L’étincelle qui peut tout chambouler

L’issue de la votation dépendra beaucoup de la direction que prendra le débat. «Si la discussion se focalise sur les principes même de la naturalisation, alors la majorité penchera vers le non. Car au fond, l’opinion majoritaire est très proche de ce que le Tribunal fédéral a postulé», écrit Longchamp dans son rapport.

Pour rappel, la Cour suprême avait déclaré illégale la pratique des naturalisations par les urnes, telle qu’appliquée dans la commune lucernoise d’Emmen. Et c’est ce jugement qui avait incité l’UDC à lancer son initiative.

Pourtant, il n’est pas exclu qu’un événement de l’actualité vienne chambouler tout le débat et l’oriente vers la thématique des «étrangers criminels». Dernier cas en date: celui du meurtre au carnaval de Locarno.

Début février dans la ville tessinoise, la mort d’un jeune homme passé à tabac par trois adolescents d’origine étrangère avait soulevé une vague d’indignation dans toute la Suisse. Les malfaiteurs étaient d’origine croate et bosniaque, et l’un d’entre eux détenait le passeport suisse.

«Un seul événement de ce genre peut suffire à renverser les opinions sceptiques à propos de l’initiative», avertit Longchamp.

Le sondage montre d’ailleurs que les partisans de l’initiative sont presque deux fois plus nombreux au Tessin que dans le reste de la Suisse.

Paradoxe des arguments

Quant au dernier objet soumis à votation, l’article constitutionnel «qualité et efficacité économique dans l’assurance-maladie», il semble là que les avis ne se soient pas encore vraiment formés. Si le projet est déjà âprement débattu par les assureurs et les médecins, «il ne l’est pas du tout dans la population», remarque Claude Longchamp.

Le projet récolte donc pour l’instant 62% de partisans et 18% d’opposants parmi les personnes interrogées. Mais là aussi, tout reste possible sur l’issue du vote: la proportion des indécis s’élève à 20%.

Phénomène intéressant, les personnes sondées qui pensent que les assurances maladie ont trop de pouvoir sont paradoxalement en faveur du projet, alors qu’il s’agit précisément de l’argument central utilisé par le comité d’opposition. «L’argument est compris, mais il joue pour l’instant encore en faveur d’une acceptation», analyse le rapport.

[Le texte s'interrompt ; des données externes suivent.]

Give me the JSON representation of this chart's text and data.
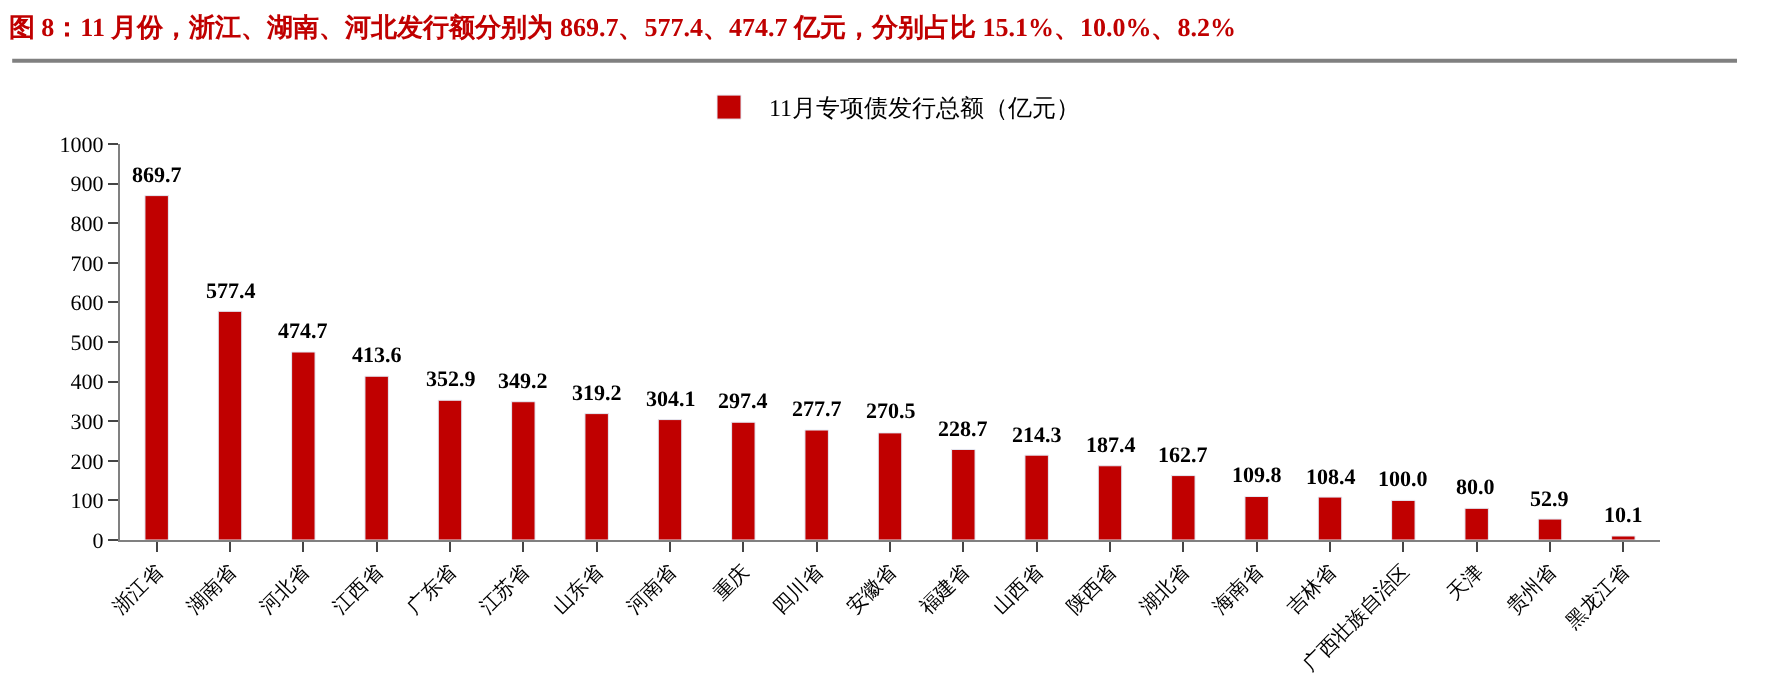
{
  "chart_data": {
    "type": "bar",
    "title": "图 8：11 月份，浙江、湖南、河北发行额分别为 869.7、577.4、474.7 亿元，分别占比 15.1%、10.0%、8.2%",
    "categories": [
      "浙江省",
      "湖南省",
      "河北省",
      "江西省",
      "广东省",
      "江苏省",
      "山东省",
      "河南省",
      "重庆",
      "四川省",
      "安徽省",
      "福建省",
      "山西省",
      "陕西省",
      "湖北省",
      "海南省",
      "吉林省",
      "广西壮族自治区",
      "天津",
      "贵州省",
      "黑龙江省"
    ],
    "series": [
      {
        "name": "11月专项债发行总额（亿元）",
        "color": "#c00000",
        "values": [
          869.7,
          577.4,
          474.7,
          413.6,
          352.9,
          349.2,
          319.2,
          304.1,
          297.4,
          277.7,
          270.5,
          228.7,
          214.3,
          187.4,
          162.7,
          109.8,
          108.4,
          100.0,
          80.0,
          52.9,
          10.1
        ]
      }
    ],
    "ylim": [
      0,
      1000
    ],
    "yticks": [
      0,
      100,
      200,
      300,
      400,
      500,
      600,
      700,
      800,
      900,
      1000
    ],
    "value_labels": [
      "869.7",
      "577.4",
      "474.7",
      "413.6",
      "352.9",
      "349.2",
      "319.2",
      "304.1",
      "297.4",
      "277.7",
      "270.5",
      "228.7",
      "214.3",
      "187.4",
      "162.7",
      "109.8",
      "108.4",
      "100.0",
      "80.0",
      "52.9",
      "10.1"
    ],
    "legend": "top"
  }
}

Une preuve que sur ce projet-là, les avis ne sont décidément pas encore faits.

swissinfo, Christian Raaflaub
(Traduction de l’allemand: Laurent Andrey)

Ce sondage a été réalisé entre le 14 et le 19 avril 2008.

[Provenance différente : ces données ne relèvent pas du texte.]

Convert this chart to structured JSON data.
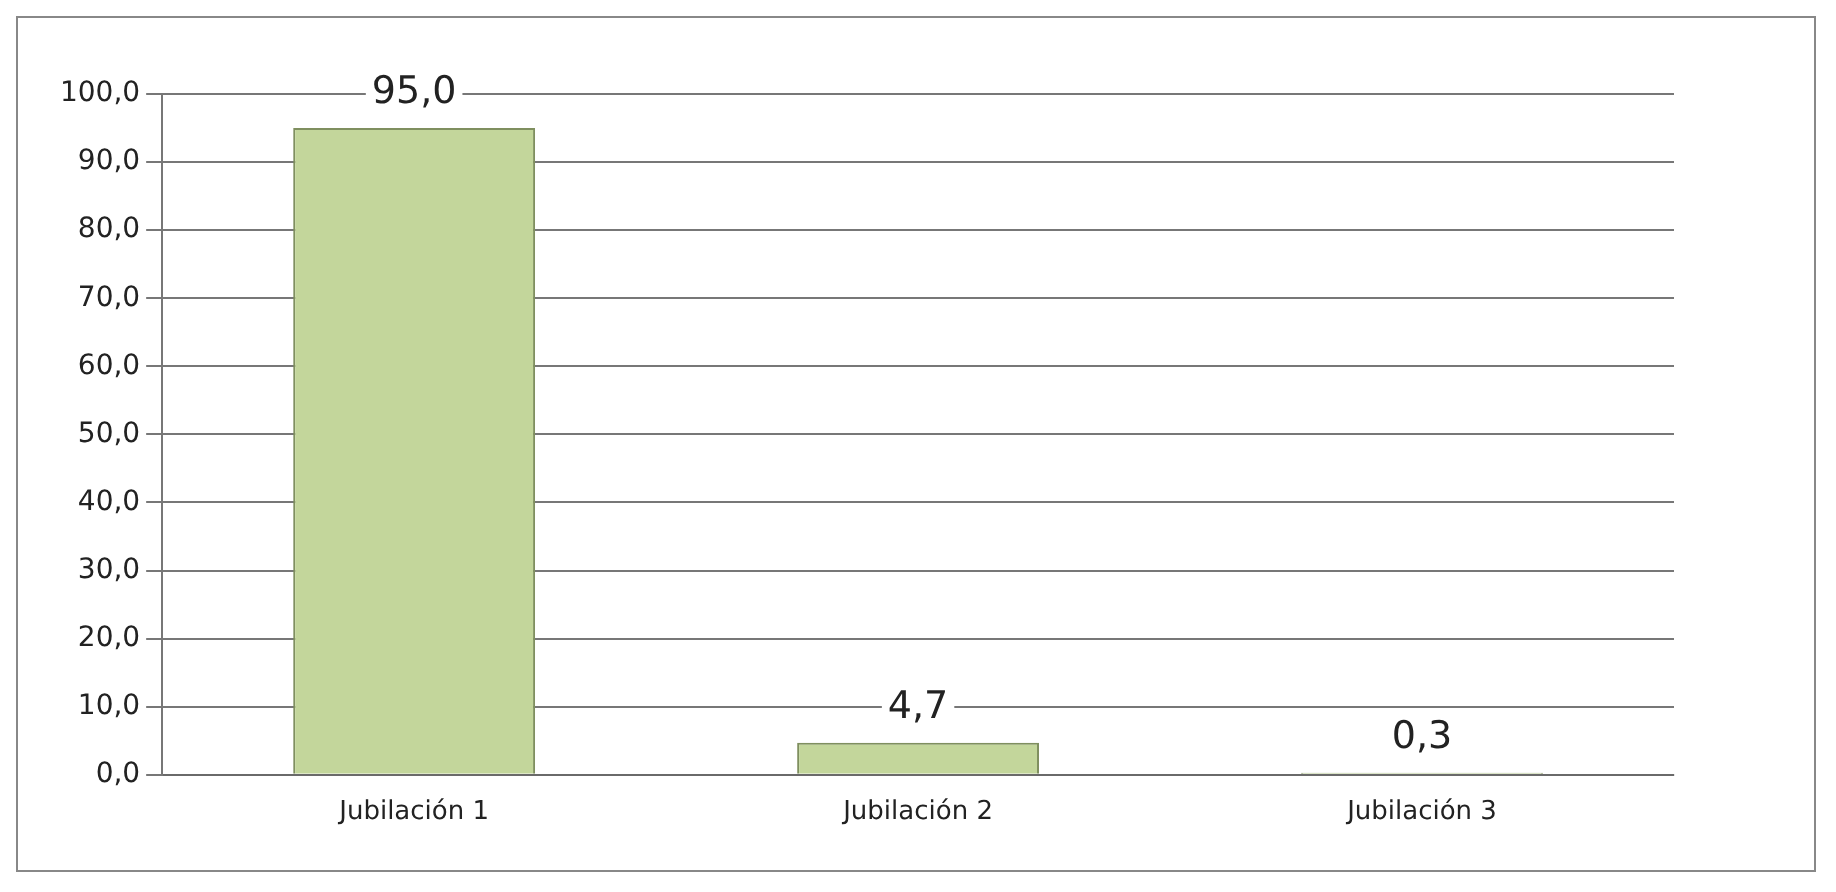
{
  "chart_data": {
    "type": "bar",
    "categories": [
      "Jubilación 1",
      "Jubilación 2",
      "Jubilación 3"
    ],
    "values": [
      95.0,
      4.7,
      0.3
    ],
    "value_labels": [
      "95,0",
      "4,7",
      "0,3"
    ],
    "color": "#c3d69b",
    "ylim": [
      0,
      100
    ],
    "yticks": [
      {
        "value": 0,
        "label": "0,0"
      },
      {
        "value": 10,
        "label": "10,0"
      },
      {
        "value": 20,
        "label": "20,0"
      },
      {
        "value": 30,
        "label": "30,0"
      },
      {
        "value": 40,
        "label": "40,0"
      },
      {
        "value": 50,
        "label": "50,0"
      },
      {
        "value": 60,
        "label": "60,0"
      },
      {
        "value": 70,
        "label": "70,0"
      },
      {
        "value": 80,
        "label": "80,0"
      },
      {
        "value": 90,
        "label": "90,0"
      },
      {
        "value": 100,
        "label": "100,0"
      }
    ],
    "grid": "y",
    "legend": false
  }
}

Des interviews téléphoniques ont été faites auprès de 1207 personnes issues de toutes les régions linguistiques de la Suisse.

La marge d’erreur est de plus ou moins 2,9%.

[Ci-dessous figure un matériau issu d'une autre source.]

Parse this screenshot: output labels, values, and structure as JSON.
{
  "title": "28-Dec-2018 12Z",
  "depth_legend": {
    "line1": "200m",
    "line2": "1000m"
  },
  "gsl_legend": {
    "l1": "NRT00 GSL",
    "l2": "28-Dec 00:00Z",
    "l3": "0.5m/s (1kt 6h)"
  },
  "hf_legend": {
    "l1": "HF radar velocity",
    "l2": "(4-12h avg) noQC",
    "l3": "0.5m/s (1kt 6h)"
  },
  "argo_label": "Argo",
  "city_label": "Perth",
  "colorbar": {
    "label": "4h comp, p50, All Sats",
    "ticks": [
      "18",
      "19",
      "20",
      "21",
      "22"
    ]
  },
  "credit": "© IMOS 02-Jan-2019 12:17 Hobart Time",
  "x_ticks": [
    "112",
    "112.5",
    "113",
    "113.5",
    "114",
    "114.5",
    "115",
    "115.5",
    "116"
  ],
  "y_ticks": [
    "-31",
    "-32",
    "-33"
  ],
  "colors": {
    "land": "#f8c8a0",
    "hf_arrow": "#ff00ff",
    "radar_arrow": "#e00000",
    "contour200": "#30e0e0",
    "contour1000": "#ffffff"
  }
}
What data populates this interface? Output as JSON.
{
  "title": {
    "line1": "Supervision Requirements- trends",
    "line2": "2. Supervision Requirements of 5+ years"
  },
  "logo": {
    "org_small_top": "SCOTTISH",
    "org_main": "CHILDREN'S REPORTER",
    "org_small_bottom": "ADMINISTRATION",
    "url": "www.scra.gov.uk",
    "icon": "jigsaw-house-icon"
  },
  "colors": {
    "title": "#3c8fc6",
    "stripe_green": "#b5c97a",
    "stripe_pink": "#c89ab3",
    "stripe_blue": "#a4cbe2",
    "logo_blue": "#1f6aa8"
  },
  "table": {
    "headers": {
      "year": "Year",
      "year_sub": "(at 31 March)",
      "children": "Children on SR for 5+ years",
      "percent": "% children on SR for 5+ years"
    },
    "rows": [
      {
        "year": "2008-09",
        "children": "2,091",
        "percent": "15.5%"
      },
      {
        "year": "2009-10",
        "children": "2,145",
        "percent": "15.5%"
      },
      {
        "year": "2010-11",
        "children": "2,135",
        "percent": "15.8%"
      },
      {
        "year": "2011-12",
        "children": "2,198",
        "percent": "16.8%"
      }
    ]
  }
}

41% des sondés se disent certains de participer au scrutin.

1. L’initiative populaire «Pour des naturalisations démocratiques» demande que les communes puissent fixer de manière autonome les procédures et les organes compétents pour l’octroi de la nationalité suisse. Le Conseil fédéral recommande de la rejeter.

2. L’initiative populaire «Souveraineté du peuple sans propagande gouvernementale» exige que le gouvernement n’utilise plus l’argent des contribuables pour faire de la «propagande» dans le cadre des campagnes entourant des votations fédérales. Le Conseil fédéral recommande de la rejeter.

3. L’article constitutionnel nommé «Qualité et efficacité économique dans l’assurance-maladie» visant à inscrire quelques principes fondamentaux concernant cette assurance dans la Constitution. Le Conseil fédéral recommande de l’accepter.